Rodriguez called the recent marches the result of "the greatest mobilization since the days of Cesar Chavez."
"We have businessmen, Christians, non-Christians, Catholics and evangelicals," he said. "We engaged the number one institution in the Hispanic family -- the church. We contacted pastors in parishes, and we worked through local Spanish radio and television. We said, 'Look if we don't speak up now, it's going to be too late.' "
Rodriguez cautioned members of the Republican Party who back the tough House bill. "More and more Hispanics are voting, and more and more are voting conservatively," he said. "But if we are abandoned by the Republicans on this issue, it will nullify the possibility of a Republican winning national office."

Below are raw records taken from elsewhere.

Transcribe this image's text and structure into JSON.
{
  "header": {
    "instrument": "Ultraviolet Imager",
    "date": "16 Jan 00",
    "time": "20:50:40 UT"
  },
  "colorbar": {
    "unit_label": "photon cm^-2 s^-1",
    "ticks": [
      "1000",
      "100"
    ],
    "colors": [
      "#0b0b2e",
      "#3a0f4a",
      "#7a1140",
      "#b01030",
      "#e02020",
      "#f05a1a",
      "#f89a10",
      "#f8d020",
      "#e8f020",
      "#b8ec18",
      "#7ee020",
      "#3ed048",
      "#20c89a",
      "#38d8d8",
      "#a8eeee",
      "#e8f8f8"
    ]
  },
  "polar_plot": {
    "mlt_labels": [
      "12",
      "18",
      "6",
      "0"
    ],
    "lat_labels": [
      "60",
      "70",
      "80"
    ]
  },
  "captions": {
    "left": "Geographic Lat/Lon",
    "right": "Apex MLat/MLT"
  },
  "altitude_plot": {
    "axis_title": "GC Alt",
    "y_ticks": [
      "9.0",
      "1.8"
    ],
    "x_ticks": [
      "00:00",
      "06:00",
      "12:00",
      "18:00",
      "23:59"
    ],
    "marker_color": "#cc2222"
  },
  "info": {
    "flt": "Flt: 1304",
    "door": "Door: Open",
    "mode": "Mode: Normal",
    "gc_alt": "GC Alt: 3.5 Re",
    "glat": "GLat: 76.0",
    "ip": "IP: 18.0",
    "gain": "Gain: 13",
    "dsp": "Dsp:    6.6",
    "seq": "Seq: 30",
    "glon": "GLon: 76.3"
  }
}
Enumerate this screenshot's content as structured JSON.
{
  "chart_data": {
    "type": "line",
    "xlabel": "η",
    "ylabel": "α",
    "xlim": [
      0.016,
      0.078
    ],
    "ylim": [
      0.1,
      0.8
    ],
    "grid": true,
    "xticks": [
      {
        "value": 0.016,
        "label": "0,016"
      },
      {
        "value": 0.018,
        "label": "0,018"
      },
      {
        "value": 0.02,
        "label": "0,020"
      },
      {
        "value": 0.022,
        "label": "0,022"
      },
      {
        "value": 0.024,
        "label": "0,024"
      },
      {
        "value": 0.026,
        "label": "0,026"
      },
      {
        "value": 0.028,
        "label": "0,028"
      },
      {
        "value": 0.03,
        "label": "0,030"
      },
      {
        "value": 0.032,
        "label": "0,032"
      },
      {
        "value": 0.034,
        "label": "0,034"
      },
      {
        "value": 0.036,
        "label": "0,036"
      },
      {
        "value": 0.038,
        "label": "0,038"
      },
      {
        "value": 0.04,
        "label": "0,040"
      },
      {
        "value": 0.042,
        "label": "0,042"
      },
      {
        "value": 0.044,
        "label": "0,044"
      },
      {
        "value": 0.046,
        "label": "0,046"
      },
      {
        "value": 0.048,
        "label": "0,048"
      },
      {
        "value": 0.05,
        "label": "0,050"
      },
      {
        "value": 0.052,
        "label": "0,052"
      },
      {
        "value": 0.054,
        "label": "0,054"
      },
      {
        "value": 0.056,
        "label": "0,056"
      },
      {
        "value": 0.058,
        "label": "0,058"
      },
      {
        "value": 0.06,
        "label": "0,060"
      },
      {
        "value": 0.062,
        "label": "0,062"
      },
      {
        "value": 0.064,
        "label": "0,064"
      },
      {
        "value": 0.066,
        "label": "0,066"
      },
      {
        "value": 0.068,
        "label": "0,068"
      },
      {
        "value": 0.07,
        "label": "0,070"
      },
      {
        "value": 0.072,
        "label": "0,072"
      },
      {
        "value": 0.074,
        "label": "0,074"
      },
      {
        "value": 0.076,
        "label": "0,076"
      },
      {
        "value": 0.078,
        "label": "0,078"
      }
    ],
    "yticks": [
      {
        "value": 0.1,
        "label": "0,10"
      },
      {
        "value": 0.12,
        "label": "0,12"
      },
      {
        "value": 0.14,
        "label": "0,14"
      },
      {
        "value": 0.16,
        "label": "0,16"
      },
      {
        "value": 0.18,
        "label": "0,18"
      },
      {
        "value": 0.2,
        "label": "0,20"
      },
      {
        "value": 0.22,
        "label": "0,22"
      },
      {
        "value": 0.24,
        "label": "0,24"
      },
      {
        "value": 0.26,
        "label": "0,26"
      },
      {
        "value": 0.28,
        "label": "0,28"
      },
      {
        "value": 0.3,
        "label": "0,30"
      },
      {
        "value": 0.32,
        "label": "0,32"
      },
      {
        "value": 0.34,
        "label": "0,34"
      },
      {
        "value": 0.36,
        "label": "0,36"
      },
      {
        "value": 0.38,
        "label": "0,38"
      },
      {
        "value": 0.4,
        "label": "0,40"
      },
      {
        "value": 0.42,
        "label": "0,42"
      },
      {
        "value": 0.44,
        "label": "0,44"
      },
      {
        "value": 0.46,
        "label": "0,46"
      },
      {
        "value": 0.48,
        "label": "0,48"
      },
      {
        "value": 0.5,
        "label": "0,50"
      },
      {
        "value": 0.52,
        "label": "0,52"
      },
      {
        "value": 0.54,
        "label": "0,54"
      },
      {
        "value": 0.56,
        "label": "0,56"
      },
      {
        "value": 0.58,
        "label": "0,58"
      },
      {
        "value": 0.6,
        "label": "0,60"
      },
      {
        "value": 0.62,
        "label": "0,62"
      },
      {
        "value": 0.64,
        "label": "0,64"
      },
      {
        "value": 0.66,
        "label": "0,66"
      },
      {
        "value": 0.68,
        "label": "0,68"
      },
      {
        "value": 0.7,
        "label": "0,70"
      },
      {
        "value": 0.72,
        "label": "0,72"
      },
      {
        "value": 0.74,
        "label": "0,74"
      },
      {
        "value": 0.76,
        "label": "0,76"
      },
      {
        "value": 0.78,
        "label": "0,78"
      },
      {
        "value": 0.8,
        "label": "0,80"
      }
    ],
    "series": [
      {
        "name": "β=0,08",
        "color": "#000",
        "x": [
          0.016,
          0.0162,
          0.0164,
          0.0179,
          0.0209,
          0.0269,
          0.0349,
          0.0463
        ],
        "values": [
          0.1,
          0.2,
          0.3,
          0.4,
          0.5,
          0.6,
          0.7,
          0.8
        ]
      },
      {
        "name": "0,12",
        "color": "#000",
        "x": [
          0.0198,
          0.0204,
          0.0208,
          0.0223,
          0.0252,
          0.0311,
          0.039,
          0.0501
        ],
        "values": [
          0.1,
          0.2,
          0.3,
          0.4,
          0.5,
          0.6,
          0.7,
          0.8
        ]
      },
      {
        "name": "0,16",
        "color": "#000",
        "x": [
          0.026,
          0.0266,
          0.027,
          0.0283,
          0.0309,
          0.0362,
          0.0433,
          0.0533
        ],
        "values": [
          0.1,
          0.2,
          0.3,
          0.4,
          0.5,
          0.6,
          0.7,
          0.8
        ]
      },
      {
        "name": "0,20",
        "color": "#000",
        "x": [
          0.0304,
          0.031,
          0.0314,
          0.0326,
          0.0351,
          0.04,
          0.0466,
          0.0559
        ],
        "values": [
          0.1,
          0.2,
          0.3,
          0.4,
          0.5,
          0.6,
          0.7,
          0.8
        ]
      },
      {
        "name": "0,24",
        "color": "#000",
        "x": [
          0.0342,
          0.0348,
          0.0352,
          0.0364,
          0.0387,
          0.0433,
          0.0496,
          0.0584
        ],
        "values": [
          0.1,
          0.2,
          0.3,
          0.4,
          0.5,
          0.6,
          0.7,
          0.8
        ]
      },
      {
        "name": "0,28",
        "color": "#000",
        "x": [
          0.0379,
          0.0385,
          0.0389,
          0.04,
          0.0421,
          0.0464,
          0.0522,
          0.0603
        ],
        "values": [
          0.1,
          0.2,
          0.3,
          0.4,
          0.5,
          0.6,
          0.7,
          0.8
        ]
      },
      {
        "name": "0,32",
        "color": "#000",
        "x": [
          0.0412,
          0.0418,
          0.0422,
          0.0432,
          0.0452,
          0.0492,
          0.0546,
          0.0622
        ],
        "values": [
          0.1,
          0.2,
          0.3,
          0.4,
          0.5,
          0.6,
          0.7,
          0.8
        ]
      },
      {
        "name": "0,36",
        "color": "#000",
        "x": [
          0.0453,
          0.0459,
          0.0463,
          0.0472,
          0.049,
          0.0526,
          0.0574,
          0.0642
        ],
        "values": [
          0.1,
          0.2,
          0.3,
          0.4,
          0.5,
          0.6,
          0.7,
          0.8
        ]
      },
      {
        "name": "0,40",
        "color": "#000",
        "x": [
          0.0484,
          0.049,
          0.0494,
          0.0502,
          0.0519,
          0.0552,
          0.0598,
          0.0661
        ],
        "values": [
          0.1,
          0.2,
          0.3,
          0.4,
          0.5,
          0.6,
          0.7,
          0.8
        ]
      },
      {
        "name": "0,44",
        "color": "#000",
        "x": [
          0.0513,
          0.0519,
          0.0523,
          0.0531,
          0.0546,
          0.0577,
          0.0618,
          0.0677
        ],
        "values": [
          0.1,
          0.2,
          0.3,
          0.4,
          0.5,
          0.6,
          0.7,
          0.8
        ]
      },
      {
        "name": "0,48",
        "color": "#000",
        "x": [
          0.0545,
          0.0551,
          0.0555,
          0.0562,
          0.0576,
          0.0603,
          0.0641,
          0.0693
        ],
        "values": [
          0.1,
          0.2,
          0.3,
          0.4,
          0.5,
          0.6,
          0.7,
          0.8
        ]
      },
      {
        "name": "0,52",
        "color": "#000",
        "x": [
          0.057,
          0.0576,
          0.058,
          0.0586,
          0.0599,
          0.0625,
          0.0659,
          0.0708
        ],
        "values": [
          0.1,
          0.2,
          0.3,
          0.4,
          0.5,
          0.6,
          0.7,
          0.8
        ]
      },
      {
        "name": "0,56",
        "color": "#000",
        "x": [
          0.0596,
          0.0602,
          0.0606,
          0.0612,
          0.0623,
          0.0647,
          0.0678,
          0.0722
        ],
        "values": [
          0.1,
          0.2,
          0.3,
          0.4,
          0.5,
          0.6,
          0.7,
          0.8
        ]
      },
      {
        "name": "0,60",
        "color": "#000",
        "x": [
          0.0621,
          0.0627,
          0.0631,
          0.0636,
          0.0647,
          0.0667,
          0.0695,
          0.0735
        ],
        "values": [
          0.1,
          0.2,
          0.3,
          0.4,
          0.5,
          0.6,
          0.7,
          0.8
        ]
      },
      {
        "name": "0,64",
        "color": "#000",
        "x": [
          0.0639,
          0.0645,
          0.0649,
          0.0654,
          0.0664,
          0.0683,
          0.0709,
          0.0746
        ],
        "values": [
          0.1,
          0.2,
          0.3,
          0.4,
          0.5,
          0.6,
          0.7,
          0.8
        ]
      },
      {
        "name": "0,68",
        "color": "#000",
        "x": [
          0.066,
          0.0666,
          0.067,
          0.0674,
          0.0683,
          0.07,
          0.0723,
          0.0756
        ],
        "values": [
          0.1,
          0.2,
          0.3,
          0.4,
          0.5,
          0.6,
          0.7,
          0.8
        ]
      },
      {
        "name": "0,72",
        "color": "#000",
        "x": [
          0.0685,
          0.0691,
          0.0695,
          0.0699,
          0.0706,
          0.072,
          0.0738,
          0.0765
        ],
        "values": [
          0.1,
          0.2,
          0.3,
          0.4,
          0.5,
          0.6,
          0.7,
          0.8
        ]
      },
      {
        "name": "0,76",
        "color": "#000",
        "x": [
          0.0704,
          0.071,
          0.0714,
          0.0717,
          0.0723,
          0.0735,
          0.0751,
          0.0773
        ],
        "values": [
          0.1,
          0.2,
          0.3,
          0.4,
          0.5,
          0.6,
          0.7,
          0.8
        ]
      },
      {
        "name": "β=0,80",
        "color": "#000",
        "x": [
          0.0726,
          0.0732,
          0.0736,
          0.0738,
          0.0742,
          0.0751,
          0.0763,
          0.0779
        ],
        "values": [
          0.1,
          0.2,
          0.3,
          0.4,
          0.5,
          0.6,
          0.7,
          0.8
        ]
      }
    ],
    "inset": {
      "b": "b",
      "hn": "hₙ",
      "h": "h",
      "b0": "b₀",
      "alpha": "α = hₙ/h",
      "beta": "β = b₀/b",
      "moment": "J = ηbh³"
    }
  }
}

In Los Angeles, radio personalities, who normally engage in cutthroat competition, worked together to inform people about the upcoming march, said David Haymore, vice president and general manager of Spanish Broadcasting System in Los Angeles, which runs two of the most popular Spanish-language radio stations in the city. Haymore said that eight days before the march the program directors and on-air personalities of the major Spanish-language stations here met and "agreed to leave egos at the door, not promote the stations" and make the case on the air for "people to show their unity by marching in downtown L.A."
‘This country is made by immigrants’
During the next seven days, stations aired conference calls that featured disc jockeys from competing stations discussing the immigration bills and the Senate's upcoming debate.

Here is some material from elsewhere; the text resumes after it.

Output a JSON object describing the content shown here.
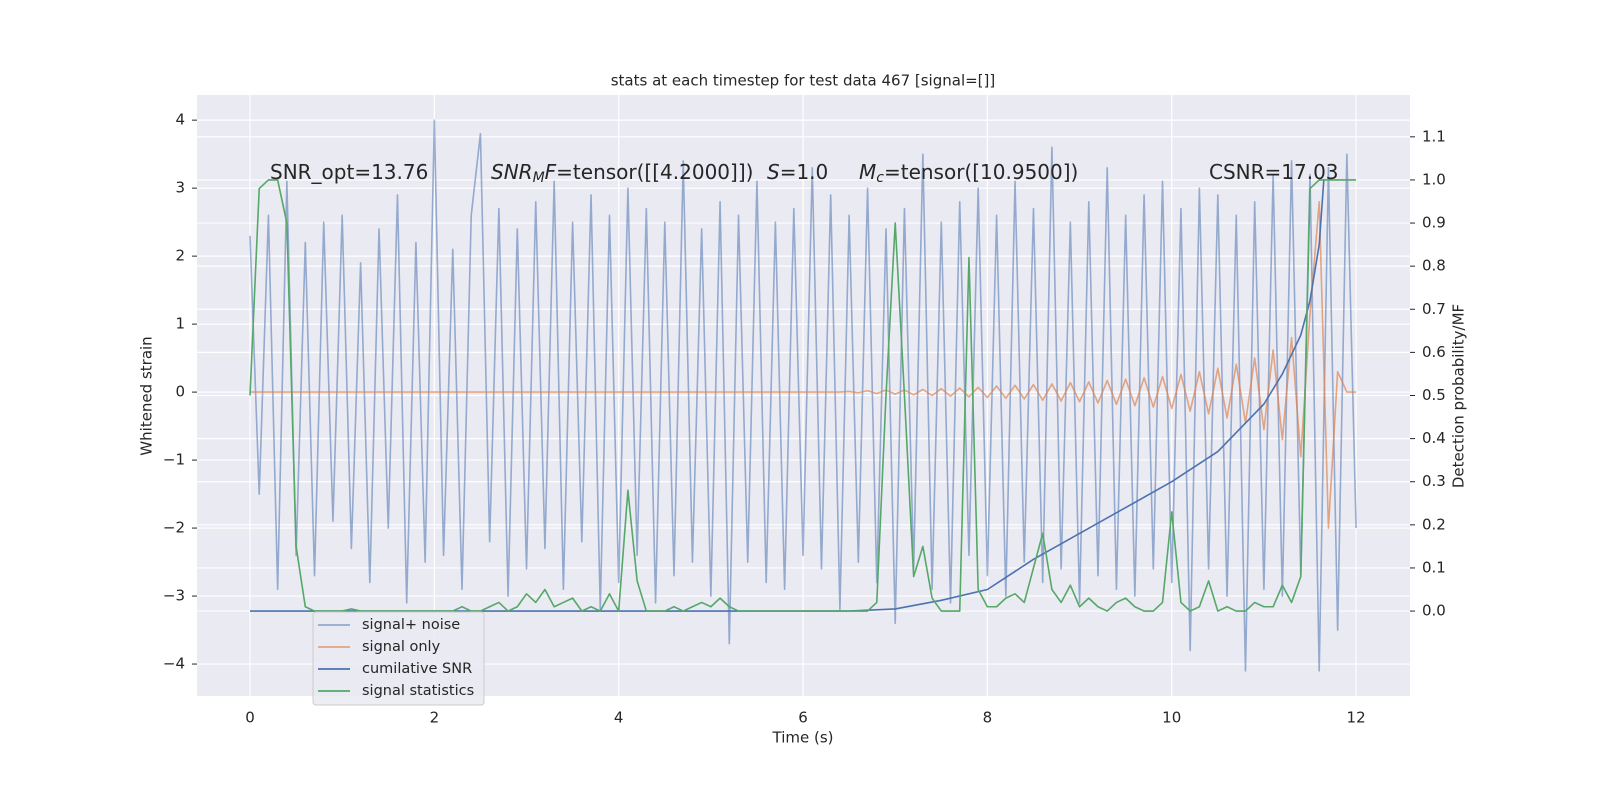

"The community needs to see us together so they can understand the message that united we are much more powerful," said the host of the city's most popular Spanish morning radio show, Renan Almendarez Coello, better known as "El Cucuy," a character out of a Mexican folktale. "We have to be united to demonstrate to the world that this country is made by immigrants."
Hispanic marchers have dominated the protests. The Pew Hispanic Center estimates that that 78 percent of the 11 million illegal immigrants are from Mexico or other Latin American countries. However, other ethnic groups, including the Irish, have joined the debate. In Los Angeles, the campaigning by the Spanish-language media was mirrored by Radio Seoul, the 24-hour Korean-language station in the city, which aired similar spots exhorting this city's 1 million Koreans to take to the streets.
"We estimate about one in five Koreans in America is illegal," said Dae Joong Yoon, executive director of the Korean Resource Center in Los Angeles. "So we all have these people in our families. We know about their struggles. They are working hard."